Monday found it's way here again. It doesn't really affect me since I'm unemployed right now, but everyone that works hates Mondays. I remember having to go back to work after the weekend. It sucked, but hey, at least then I had a job right? Now I'm unemployed and it's so hard to get a job with this economy. I've been trying hard too.
This weekend was okay. On Friday I got a tooth pulled out. I went to the dentist through my Native American clinic and he had a hard time, so he couldn't get it out, then the power went out. I had to go to an oral surgeon after that. I waited in the waiting room and finally got seen and it pulled. It took a total of four hours between the two dentists to get it pulled. It was traumatizing for me having to get all those numbing shots and all the pulling and filing done on my tooth. It's out now though. It does hurt, but I have Vicodin for the pain. It doesn't work very well for me though.
Saturday and Sunday Gary and I hung out at his place and mine. We get along so well. It's really nice to have someone like him in my life. This Sunday we are supposed to go to the mountains where his family is camping and spend the day there with his daughter and her boyfriend. She is turning 15 on the 4th of this coming month. She's just about a year younger than my son. His birthday is today. I wish I had money that I could send to him. It's just really hard for me right now.
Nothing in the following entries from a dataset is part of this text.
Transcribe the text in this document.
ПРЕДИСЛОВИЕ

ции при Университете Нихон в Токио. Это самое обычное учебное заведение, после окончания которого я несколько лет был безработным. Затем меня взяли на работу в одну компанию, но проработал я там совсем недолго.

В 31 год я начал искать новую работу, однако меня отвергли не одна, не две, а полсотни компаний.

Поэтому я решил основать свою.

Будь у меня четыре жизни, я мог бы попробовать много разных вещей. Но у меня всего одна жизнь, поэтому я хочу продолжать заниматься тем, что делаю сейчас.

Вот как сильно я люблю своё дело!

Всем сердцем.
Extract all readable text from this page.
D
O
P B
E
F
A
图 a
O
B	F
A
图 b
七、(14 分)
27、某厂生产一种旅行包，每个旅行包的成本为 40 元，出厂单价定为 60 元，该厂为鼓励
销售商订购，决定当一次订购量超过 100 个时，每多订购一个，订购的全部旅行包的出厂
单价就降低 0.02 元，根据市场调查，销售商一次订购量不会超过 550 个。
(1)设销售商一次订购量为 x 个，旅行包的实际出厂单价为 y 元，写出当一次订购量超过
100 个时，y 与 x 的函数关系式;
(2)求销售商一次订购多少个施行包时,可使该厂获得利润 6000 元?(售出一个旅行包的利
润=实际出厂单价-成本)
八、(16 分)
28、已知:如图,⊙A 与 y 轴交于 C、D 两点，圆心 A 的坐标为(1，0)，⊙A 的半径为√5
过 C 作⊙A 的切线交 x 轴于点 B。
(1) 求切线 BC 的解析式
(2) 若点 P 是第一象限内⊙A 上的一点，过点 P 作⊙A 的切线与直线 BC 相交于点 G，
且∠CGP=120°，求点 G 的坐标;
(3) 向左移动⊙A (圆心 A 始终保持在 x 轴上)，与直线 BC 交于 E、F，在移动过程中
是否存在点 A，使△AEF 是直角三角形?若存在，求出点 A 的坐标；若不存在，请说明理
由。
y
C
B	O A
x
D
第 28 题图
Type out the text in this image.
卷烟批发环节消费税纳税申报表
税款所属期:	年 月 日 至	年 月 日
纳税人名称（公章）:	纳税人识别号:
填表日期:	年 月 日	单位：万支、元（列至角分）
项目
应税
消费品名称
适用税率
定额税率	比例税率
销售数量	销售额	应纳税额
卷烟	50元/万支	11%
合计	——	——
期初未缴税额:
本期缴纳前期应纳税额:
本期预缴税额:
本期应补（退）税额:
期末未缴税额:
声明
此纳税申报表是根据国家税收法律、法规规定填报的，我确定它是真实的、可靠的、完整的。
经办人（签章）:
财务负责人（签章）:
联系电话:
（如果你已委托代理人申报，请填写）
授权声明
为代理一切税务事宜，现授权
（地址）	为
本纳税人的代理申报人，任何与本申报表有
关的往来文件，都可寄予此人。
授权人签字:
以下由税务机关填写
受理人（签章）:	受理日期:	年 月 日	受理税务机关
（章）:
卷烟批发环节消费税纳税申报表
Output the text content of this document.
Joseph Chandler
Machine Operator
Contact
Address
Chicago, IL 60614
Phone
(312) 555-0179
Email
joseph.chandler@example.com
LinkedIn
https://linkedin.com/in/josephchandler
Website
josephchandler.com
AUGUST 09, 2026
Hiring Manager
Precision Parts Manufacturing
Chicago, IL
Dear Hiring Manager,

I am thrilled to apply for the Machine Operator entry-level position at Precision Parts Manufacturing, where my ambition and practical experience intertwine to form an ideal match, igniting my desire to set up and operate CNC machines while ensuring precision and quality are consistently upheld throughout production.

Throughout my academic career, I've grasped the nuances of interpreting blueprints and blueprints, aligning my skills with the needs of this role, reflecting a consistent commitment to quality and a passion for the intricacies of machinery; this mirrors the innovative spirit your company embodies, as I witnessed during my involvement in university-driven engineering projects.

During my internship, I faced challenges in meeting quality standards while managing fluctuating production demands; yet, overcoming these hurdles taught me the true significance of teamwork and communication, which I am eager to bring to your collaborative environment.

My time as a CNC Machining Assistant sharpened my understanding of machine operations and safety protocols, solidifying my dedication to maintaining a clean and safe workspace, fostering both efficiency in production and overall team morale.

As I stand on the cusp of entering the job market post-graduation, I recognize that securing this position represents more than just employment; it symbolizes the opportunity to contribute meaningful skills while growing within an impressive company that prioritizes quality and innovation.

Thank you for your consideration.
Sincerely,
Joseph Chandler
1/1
My unemployment extension went through, so this is good. I will be able to pay my rent this month. I barely have any money left over after all the bills, so I have to watch what I spend so I don't go broke. It's frustrating trying to make it. I got most of my bills paid, now I'm moving onto a new month of new bills. Fun, fun! Not!! I do my best with what I have though.
I see the clinic psychiatrist on the 13th of this coming month. I will ask him about increasing my Wellbutrin. I really need it so I don't have to take half of my night antidepressant with the Wellbutrin. It will probably work out perfect with an increase. Hopefully it will help with my energy too. I just don't have much of that. I'm always tired.
I did get all my medications from the clinic, so this makes me happy. I'm good for another three months. Then I have to fill out more paperwork I think. I get three months at a time with the patient assistance program. It's nice because I don't have to pay for the medications. The only one I pay for is the Wellbutrin and that runs about $30 a month. Not too bad. There is no way I could afford my other medications. They run around $600 a month. It's a lot of money for all these medications. I wish I were able to get my ADD medication. I can't focus good. I can't afford $300 a month though for it.
It's 11:00 pm now and I'm getting tired. I should go to sleep soon. It's been a long day for me. I don't know why. I didn't do much. Just get worn out easily. I sleep at night, but I don't think it's a deep sleep. I also wake up in the night. That keeps me from getting a deep sleep also. Hopefully I sleep well tonight. Gary is at home tonight, so I'm alone. I'm used to him being with me. It's weird when he is gone. Well, bedtime for me!!